Reviewer: Sian Lewis, author of The Girl Outdoors blog
A week on the Broads: Four Gentlemen at sail on a Norfolk gaffer in 1899
SK Baker, Bloomsbury Publishing (£10 hb)
This illustrated fragment of a ‘lads’ holiday on the Norfolk Broads 120 years ago is a very curious thing. Hidden for decades, the manuscript was discovered by one of the sons of the original four adventurers and pieced together – though the names of the other members of the party are now forgotten, save for the illustrator. There is little story, just a series of incredibly characterful sketches and more detailed illustrations with some arch and genuinely funny diary entries alongside that give a gentle taste of leisure time afloat in the Edwardian age. Most curiously, the artist alludes to the crew’s – mostly failing – amorous adventures with barmaids and other “young women” met along the journey. It’s Four Unknown Lotharios in a Boat.
Reviewer: Fergus Collins, editor of BBC Countryfile Magazine
Peak District Boundary Walk: 190 miles around the edge of the National Park
Andrew McCloy, Vertebrate Publishing (£10.00 pb)
As the clouds of war gathered in the late 1930s, Ethel Gallimore, daughter of a Sheffield industrialist and secretary of the Sheffield branch of CPRE (now Friends of the Peak District), drew up a provisional map of a proposed national park in the Peak District, which was eventually published in 1944.
Showing astonishing prescience, it almost perfectly matches the designated boundary when the Peak became the first national park in Britain in 1951. To celebrate those years of pioneering campaigning, Friends of the Peak has published this 190-mile boundary walk, encompassing the limits of Britain’s first and most popular national park.
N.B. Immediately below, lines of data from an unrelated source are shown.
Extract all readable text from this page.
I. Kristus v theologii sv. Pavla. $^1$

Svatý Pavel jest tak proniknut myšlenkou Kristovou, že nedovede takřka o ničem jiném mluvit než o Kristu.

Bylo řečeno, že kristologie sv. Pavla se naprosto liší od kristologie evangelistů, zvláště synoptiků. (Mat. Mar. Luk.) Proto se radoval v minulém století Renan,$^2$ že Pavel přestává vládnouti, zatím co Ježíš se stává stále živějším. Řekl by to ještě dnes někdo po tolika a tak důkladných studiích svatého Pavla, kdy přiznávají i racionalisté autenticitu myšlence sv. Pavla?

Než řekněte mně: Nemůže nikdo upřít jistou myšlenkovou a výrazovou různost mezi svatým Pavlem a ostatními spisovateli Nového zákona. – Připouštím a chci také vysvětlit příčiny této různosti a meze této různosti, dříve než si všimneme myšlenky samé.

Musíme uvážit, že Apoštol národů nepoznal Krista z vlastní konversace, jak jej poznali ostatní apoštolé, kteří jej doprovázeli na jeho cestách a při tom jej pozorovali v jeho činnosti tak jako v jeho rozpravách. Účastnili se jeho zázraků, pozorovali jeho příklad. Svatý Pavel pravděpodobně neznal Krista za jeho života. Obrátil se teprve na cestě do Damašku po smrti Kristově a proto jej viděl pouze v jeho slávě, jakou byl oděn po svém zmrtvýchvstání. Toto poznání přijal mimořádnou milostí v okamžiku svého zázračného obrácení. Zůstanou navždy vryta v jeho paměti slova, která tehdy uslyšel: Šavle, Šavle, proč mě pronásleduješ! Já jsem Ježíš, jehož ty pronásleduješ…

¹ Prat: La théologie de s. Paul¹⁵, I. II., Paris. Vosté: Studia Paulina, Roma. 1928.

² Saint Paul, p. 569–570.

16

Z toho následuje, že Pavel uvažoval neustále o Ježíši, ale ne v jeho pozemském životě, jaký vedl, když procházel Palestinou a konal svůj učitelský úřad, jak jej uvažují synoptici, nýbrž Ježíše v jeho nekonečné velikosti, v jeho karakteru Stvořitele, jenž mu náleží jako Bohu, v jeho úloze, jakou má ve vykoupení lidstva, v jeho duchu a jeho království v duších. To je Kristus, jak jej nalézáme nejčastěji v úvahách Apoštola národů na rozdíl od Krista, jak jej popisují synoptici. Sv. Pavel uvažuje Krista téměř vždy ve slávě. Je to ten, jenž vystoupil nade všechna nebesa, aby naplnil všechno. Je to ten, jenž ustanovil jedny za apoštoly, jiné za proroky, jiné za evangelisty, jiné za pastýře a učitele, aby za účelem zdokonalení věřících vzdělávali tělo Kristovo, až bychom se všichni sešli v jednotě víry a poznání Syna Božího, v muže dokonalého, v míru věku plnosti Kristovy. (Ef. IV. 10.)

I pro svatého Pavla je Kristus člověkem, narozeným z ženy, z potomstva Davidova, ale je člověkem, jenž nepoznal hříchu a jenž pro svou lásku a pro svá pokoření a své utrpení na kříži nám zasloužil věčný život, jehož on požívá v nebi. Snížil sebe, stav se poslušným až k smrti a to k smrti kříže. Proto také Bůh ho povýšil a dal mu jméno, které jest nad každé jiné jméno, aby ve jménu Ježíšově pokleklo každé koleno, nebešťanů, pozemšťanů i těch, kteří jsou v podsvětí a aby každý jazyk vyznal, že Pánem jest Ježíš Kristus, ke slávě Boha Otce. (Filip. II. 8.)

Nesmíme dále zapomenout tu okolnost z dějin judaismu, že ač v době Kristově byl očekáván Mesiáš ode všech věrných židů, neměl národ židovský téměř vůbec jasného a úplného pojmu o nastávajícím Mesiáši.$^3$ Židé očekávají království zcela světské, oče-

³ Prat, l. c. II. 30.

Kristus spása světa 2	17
Researched and written by a team of 23 dedicated volunteers and backed by OS mapping, the route follows existing paths, tracks and lanes following as closely as possible the boundary laid down by Ethel and her later husband and Sheffield CPRE secretary Gerald Haythornthwaite.
The biggest anomalies in the boundary remain the charming Georgian spa town of Buxton; the historic former milltown of Glossop, and the moors east of Stalybridge and Mossley, an area now blighted by high-voltage electricity pylons.